DOI: 10.1182/bloodadvances.2026020594 ISSN: 2473-9529

Incidence and Risk Factors for CNS Relapse in Adult ALL after Allogeneic Hematopoietic Cell Transplantation

Catherine Thuy Khanh Le, Amy Zhang, Rutu D Vyas, Joanne Otani, Kathryn Russell, Ryan D Cassaday, Lori S Muffly, Emily C. Liang

Relapse in the central nervous system (CNS) is a devastating outcome in acute lymphoblastic leukemia (ALL). Allogeneic hematopoietic cell transplantation (HCT) in ALL is reserved for patients with high-risk and/or relapsed/refractory disease. However, there is a paucity of data describing the incidence and factors associated with post-HCT CNS relapse in the modern era. In this multicenter retrospective study of adults with ALL who underwent first HCT between 2011 and 2021 at Stanford Health Care (SHC) or University of Washington/Fred Hutch Cancer Center (UW/FH), we aimed to describe the incidence of post-HCT CNS relapse, factors associated with post-HCT CNS relapse, and the impact of CNS relapse on overall survival (OS). A total of 636 patients were included. The 1- and 3-year cumulative incidences of CNS relapse after HCT were 3% and 6%, respectively.
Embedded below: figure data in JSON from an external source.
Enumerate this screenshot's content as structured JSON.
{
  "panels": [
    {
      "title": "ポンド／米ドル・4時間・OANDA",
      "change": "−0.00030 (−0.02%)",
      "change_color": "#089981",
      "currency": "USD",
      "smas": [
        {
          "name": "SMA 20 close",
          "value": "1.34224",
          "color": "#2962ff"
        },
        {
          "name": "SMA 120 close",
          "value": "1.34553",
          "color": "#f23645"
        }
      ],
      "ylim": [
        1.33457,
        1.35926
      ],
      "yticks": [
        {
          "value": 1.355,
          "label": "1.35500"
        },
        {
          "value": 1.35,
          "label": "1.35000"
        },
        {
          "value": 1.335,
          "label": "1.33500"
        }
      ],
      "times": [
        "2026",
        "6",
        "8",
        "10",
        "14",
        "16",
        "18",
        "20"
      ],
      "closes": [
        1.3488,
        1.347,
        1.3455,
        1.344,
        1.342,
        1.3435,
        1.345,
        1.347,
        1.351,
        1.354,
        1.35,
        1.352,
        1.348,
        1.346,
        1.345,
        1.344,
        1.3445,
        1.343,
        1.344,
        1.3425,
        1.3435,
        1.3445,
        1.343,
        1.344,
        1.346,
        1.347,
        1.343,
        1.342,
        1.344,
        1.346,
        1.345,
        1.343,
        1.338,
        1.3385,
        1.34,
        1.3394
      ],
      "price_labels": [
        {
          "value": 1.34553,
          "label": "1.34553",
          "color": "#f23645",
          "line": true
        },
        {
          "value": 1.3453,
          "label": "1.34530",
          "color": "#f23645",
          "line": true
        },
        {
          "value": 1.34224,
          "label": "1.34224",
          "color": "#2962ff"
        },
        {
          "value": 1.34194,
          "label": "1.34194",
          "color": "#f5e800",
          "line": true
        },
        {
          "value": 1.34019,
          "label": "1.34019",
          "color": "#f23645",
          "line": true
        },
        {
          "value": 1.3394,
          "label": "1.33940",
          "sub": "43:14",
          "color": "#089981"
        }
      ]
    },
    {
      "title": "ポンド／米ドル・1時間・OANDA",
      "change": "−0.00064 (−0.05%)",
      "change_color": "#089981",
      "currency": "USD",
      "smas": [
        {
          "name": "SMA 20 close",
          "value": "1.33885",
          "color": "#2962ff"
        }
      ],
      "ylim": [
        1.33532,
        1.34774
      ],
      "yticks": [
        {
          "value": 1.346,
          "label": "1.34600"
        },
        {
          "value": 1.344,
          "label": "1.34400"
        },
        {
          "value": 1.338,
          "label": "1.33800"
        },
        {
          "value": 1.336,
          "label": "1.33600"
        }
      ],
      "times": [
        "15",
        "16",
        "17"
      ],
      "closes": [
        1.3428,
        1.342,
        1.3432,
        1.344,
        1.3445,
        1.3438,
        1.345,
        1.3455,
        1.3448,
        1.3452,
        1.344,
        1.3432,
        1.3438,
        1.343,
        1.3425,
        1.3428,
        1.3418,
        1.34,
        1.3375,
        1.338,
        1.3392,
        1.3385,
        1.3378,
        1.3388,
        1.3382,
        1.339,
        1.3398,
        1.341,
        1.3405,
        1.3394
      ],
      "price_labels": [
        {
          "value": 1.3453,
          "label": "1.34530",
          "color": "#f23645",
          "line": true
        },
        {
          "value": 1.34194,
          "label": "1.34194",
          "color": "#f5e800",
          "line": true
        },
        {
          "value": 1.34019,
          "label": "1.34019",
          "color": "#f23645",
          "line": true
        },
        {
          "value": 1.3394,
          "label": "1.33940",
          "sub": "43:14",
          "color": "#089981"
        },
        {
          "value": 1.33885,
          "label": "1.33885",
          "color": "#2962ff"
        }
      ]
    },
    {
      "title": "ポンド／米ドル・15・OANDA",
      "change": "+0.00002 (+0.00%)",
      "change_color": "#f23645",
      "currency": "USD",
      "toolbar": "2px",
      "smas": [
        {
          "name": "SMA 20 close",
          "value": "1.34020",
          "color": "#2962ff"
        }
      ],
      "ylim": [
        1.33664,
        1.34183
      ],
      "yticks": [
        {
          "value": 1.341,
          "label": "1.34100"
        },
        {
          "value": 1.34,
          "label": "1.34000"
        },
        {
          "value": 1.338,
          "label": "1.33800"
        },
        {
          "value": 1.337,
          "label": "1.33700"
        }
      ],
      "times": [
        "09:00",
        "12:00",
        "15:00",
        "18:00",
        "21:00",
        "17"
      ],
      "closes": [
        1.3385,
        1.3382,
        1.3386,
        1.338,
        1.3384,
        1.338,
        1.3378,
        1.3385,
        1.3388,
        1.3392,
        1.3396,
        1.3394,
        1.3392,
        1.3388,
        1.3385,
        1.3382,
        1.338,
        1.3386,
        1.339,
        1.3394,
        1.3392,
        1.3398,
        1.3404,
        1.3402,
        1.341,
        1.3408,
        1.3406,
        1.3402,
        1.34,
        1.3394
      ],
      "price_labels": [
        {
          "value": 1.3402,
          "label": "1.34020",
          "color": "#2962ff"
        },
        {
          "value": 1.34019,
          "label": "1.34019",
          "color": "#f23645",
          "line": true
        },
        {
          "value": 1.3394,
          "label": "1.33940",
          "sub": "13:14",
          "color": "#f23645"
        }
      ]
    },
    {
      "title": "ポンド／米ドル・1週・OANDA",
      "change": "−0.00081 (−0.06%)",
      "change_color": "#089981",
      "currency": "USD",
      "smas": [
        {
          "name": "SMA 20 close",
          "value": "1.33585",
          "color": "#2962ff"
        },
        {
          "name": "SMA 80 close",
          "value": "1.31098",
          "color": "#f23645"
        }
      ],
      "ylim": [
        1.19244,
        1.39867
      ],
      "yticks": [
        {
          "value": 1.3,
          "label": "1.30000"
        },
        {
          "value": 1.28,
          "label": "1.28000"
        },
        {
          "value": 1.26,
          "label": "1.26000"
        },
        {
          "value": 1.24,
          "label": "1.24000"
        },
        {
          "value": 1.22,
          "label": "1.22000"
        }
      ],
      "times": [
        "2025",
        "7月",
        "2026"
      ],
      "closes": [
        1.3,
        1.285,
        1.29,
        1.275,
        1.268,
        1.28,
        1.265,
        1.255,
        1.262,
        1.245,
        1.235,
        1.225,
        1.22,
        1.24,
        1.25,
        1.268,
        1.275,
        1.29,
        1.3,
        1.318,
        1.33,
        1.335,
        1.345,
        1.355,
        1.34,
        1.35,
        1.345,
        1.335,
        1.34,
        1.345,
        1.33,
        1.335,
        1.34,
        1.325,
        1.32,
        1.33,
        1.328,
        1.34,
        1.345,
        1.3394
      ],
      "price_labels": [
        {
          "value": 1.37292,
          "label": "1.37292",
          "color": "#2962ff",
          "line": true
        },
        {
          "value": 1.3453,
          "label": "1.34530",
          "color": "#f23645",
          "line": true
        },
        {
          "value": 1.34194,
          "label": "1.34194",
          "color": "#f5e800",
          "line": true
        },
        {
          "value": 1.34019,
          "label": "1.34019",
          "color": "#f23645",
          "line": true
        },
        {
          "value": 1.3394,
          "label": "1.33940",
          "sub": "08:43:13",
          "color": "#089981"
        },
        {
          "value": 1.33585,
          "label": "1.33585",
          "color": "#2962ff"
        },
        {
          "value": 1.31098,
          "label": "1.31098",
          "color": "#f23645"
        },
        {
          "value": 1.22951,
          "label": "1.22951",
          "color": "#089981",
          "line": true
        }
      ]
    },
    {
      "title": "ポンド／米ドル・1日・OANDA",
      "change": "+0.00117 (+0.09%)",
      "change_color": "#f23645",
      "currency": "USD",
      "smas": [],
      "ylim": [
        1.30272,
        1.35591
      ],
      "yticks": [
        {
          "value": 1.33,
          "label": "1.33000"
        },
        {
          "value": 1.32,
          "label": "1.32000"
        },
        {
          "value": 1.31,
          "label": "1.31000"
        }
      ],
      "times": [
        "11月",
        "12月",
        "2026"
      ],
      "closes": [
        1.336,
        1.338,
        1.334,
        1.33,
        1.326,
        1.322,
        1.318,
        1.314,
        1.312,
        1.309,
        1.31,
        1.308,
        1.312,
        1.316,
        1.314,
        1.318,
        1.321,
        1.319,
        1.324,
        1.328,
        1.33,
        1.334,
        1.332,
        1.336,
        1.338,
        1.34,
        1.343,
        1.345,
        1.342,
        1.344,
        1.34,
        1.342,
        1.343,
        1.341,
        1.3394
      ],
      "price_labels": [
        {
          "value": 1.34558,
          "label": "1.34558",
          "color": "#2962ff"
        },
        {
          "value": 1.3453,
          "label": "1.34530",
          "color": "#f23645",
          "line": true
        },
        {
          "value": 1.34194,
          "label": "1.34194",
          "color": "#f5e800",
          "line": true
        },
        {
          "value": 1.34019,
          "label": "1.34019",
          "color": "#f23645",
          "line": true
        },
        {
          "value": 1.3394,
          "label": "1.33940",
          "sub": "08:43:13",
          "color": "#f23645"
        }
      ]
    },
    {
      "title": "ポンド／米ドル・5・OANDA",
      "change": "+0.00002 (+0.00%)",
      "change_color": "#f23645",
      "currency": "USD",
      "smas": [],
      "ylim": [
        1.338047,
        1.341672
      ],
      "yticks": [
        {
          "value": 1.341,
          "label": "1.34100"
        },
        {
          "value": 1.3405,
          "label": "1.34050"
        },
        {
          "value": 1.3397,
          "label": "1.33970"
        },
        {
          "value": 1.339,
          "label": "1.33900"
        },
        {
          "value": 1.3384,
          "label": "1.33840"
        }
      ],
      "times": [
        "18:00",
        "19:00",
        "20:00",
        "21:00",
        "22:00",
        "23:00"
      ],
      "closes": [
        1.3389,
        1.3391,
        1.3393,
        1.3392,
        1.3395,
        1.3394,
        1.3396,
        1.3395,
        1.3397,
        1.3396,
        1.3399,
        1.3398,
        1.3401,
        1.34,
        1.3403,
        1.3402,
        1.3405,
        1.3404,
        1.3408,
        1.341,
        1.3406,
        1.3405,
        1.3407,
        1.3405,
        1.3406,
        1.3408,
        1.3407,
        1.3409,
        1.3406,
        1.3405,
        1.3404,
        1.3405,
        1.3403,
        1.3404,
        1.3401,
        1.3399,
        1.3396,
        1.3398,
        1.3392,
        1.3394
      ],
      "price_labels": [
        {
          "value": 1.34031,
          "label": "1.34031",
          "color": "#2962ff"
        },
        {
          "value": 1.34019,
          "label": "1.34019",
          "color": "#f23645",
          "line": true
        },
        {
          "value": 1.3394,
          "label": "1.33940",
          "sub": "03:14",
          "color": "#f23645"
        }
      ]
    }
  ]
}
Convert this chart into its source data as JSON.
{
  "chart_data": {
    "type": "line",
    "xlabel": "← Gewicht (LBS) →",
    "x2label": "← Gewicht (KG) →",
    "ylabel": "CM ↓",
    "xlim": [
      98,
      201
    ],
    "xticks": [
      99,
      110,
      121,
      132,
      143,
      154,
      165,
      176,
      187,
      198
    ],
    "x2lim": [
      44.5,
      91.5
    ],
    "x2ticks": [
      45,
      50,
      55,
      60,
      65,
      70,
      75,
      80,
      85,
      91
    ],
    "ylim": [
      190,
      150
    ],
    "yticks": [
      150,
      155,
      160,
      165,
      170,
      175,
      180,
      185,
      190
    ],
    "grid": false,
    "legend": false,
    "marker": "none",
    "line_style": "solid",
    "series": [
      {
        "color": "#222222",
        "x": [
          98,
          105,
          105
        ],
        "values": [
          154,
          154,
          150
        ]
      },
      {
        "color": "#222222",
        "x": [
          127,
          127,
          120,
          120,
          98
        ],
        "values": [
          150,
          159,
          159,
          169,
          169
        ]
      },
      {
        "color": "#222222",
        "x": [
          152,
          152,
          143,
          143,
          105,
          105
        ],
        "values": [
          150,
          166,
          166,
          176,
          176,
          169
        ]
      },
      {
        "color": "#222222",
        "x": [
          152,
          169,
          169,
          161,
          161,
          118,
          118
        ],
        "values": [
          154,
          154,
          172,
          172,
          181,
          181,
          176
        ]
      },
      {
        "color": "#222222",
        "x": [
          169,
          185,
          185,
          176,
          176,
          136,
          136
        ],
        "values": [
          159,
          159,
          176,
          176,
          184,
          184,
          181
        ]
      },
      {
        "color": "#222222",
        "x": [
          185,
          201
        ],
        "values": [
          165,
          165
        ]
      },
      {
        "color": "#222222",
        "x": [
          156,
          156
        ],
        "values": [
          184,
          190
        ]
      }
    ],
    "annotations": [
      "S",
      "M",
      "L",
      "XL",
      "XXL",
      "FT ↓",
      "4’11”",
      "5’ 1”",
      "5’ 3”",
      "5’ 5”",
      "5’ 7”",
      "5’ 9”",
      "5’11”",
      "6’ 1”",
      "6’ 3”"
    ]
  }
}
Absence of CNS involvement prior to HCT, pre-HCT MRD negativity, and receipt of TBI-based conditioning were significantly associated with decreased risk of post-HCT CNS relapse. These three characteristics defined a composite low-risk group that was associated with lower risk of post-HCT relapse [HR = 0.31 (95% CI, 0.15-0.68), p = 0.0032]. Post-HCT CNS relapse was significantly associated with shorter overall survival [HR 7.33 (95% CI, 5.12-10.49), p < 0.0001]; worse outcomes were seen with earlier post-HCT CNS relapse. Future studies will be needed to assess if this low-risk group may benefit from de-escalation of CNS-directed interventions during HCT.